Bab ini terdiri dari latar belakang masalah, rumusan masalah, batasan masalah, tujuan penelitian, manfaat penelitian, penelitian terdahulu, metode penelitian, dan sistematika pembahasan.
Pada latar belakang dibahas mengenai anak sebagai generasi penerus orang tua yang sudah seharusnya mendapat nama yang baik, pendidikan dan pengajaran, serta dapat dinikahkan oleh orang tuanya ketika dewasa.
Terkait menikahkan anak terdapat landasan dari Qs. an-Nur ayat 32 dimana orang tua wajib menikahkan anaknya yang masih membujang dengan mencarikan pasangan yang baik dari kekayaan, keturunan, kecantikan, dan agamanya.
Menurut Syaikh Al Imam Abi Ishaq Ibrahim bin 'Ali bin Yusuf Al Fairuzabadi As Syirazi mengatakan bahwa ayah dan kakek dapat menikahkan anak perempuannya dengan tanpa meminta izin terlebih dahulu baik yang sudah dewasa maupun yang masih anak-anak.
Pendapat senada juga terdapat dalam Kitab Fathul Mu'in menjelaskan tidak disyaratkan adanya keridhaan dari anak perawannya walaupun anaknya sudah usia baligh sekalipun berdasarkan hadis yang diriwayatkan oleh Daru Quthni: Janda lebih berhak mengurusi dirinya sendiri daripada walinya, sedang gadis itu dikawinkan oleh ayahnya.
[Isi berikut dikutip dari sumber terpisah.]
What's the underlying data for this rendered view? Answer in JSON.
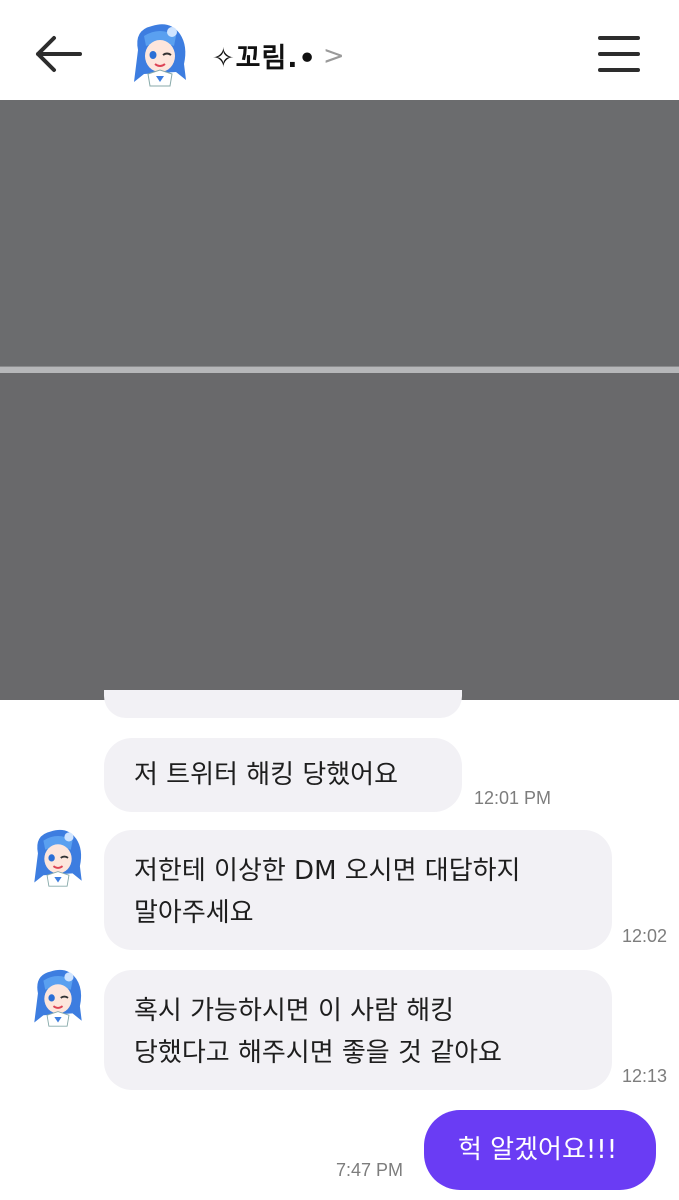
{
  "header": {
    "title": "✧꼬림.•",
    "chevron": ">"
  },
  "messages": [
    {
      "text": "저 트위터 해킹 당했어요",
      "time": "12:01 PM"
    },
    {
      "line1": "저한테 이상한 DM 오시면 대답하지",
      "line2": "말아주세요",
      "time": "12:02"
    },
    {
      "line1": "혹시 가능하시면 이 사람 해킹",
      "line2": "당했다고 해주시면 좋을 것 같아요",
      "time": "12:13"
    }
  ],
  "my_message": {
    "text": "헉 알겠어요!!!",
    "time": "7:47 PM"
  },
  "colors": {
    "accent": "#6a3cf4",
    "incoming_bubble": "#f2f1f5",
    "redaction": "#6b6c6e"
  }
}
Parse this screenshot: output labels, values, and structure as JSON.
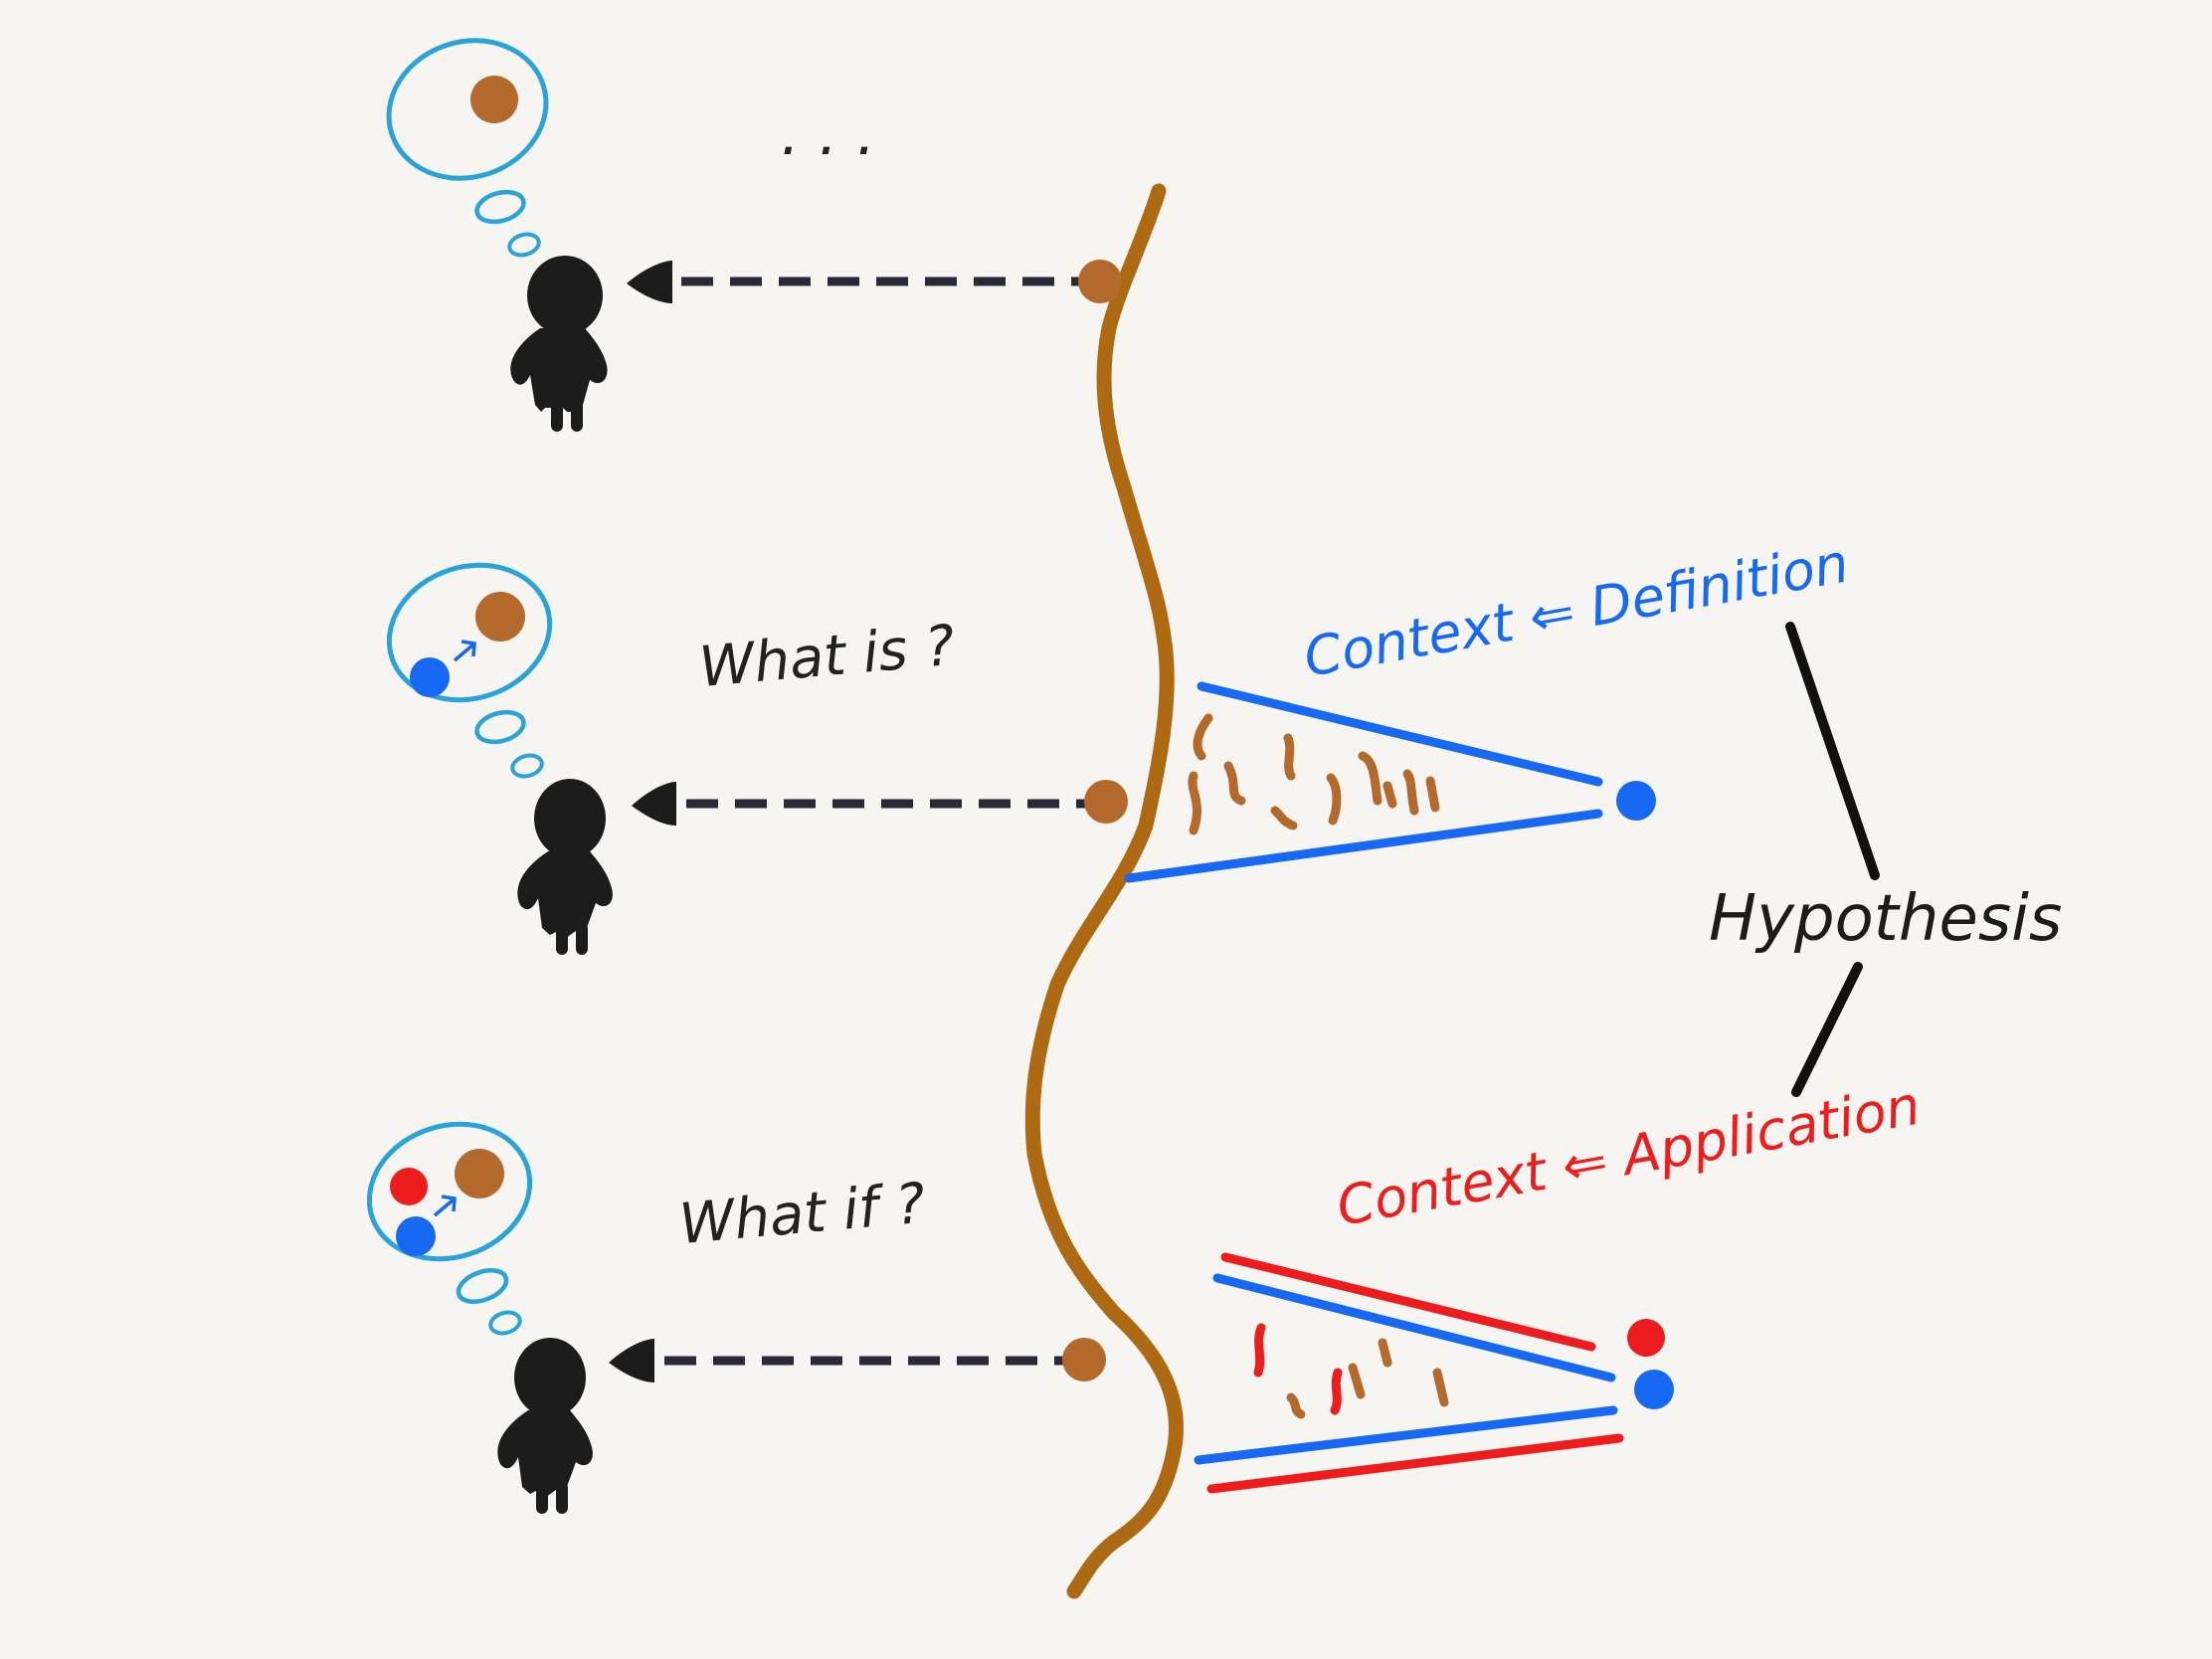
{
  "colors": {
    "background": "#f6f5f1",
    "river": "#ad6a12",
    "dot_brown": "#b36a2c",
    "blue": "#1768f2",
    "red": "#ee1d1d",
    "bubble": "#2aa3d8",
    "figure": "#1c1c1c",
    "arrow": "#2a2a36"
  },
  "labels": {
    "ellipsis": ". . .",
    "what_is": "What is ?",
    "what_if": "What if ?",
    "context_definition": "Context ⇐ Definition",
    "hypothesis": "Hypothesis",
    "context_application": "Context ⇐ Application"
  },
  "rows": [
    {
      "id": "top",
      "bubble_dots": [
        "dot_brown"
      ]
    },
    {
      "id": "middle",
      "bubble_dots": [
        "dot_brown",
        "blue"
      ]
    },
    {
      "id": "bottom",
      "bubble_dots": [
        "dot_brown",
        "blue",
        "red"
      ]
    }
  ],
  "icons": [
    "person-icon",
    "eye-icon",
    "thought-bubble-icon",
    "arrow-icon"
  ]
}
Hal ini yang menjadi dasar para orang tua untuk memaksa menikah anaknya yang berusia 21 tahun di Desa Sibual Buali.
Pernikahan yang terjadi sebab adanya paksaan dari orang tua sebagaimana kasus yang terjadi di Desa Sibual buali berdampak pada sulitnya mendapatkan keharmonisan dalam rumah tangga, dan sering terjadi pertengkaran walaupun tidak sampai cerai.
Dalam rumusan masalah peneliti merumuskan pokok masalah yang menjadi bahasan peneliti, yaitu mengapa orang tua mengedepankan otoritasnya dalam memaksa kawin anak usia 21 tahun di Desa Sibual buali? Dan Bagaimana tinjauan Kompilasi Hukum Islam terhadap otoritas orang tua dalam memaksa kawin anak usia 21 tahun?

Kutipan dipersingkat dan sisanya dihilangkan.